Le troubadour est moins énergique dans sa représentation que le tambour-major mais plus esthétique et bien régional.
Le sultan s’apparente-t-il à l’honneur, la grandeur et l’autorité qui commande et qui soumet la poussière ?
Le faisan doit être compris dans la forme populaire du phénix.
Le coq d’or combat la poussière ; ici dans le contexte des balais il évoque la couleur des pailles et il est précieux.
L’abeille au rôle très important depuis la nuit des temps apporte l’ordre, la propreté et l’ardeur au travail avec une connotation de jeunesse et d’éternité.
Le chien signifie confiance et dévouement – compagnon de St Hubert et des chasseurs (de poussière ?).

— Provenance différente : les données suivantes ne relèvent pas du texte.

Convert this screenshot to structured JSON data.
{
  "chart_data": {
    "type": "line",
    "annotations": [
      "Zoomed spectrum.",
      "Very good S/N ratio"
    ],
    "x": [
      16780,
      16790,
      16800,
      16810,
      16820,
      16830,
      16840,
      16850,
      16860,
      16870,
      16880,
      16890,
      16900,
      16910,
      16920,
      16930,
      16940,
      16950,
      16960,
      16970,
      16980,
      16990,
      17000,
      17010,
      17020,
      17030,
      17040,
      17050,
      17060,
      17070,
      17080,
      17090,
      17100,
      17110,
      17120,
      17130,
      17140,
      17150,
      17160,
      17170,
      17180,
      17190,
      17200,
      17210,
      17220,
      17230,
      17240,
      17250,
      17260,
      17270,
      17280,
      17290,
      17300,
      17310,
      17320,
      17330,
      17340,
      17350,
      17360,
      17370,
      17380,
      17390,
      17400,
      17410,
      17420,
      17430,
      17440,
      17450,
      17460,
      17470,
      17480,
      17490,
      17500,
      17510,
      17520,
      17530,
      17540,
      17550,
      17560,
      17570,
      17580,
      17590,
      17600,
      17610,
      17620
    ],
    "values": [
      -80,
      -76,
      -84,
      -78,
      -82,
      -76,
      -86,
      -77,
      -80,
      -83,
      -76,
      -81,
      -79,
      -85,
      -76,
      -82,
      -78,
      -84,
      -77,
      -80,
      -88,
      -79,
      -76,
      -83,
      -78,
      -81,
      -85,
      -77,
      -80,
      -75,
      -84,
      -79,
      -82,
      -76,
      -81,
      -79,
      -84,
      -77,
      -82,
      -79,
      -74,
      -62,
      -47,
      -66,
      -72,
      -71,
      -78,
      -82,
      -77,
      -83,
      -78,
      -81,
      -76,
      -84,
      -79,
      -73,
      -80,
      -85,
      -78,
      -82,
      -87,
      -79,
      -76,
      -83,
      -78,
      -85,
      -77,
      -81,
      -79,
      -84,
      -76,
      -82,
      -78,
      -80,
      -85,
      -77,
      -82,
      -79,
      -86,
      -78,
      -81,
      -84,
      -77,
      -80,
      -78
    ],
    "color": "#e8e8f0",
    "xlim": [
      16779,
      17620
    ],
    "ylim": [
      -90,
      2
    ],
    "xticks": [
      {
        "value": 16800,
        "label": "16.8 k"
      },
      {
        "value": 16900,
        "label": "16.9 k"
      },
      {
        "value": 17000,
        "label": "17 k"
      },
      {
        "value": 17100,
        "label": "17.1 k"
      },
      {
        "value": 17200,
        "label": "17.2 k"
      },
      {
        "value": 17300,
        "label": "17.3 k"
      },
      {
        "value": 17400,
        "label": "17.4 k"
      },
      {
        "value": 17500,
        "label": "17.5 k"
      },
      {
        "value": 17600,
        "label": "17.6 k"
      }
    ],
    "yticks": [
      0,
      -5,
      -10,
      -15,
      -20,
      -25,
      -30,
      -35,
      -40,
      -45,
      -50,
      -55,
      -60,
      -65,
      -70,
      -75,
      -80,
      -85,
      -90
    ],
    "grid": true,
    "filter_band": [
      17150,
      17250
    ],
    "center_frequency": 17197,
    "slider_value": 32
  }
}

Le cor de chasse vient en renforcement du chien pour évoquer la chasse (aux déchets ?) ou faire plaisir aux chasseurs de gibier.
L’as, c’est le plus fort.
Le fer à cheval incarne la protection due à sa forme et à son appartenance à un animal mythique à la fois vif, fort et résistant.
Des formules lapidaires invitent à l’achat en promettant le bonheur, la durée, la réussite, l’exception : le sans-pareil, le bonheur de la ménagère et du foyer, le meilleur, le champion ! Le balai est l’avenir de la femme ! Super et extra renforcé ! le vaillant !,l‘étendard !le sphynx ! le taureau ! l’as des boers !
Ces étiquettes ont une fonction emblématique. Elles désignent la fabrique comme autrefois le blason familial des Chevaliers du Moyen-Age. Elles permettent une reconnaissance facile dans la joute commerciale.
Des tampons d’imprimerie étaient spécialement fabriqués pour ces étiquettes.
Il existe même des diplomes récompensant les meilleurs ouvriers.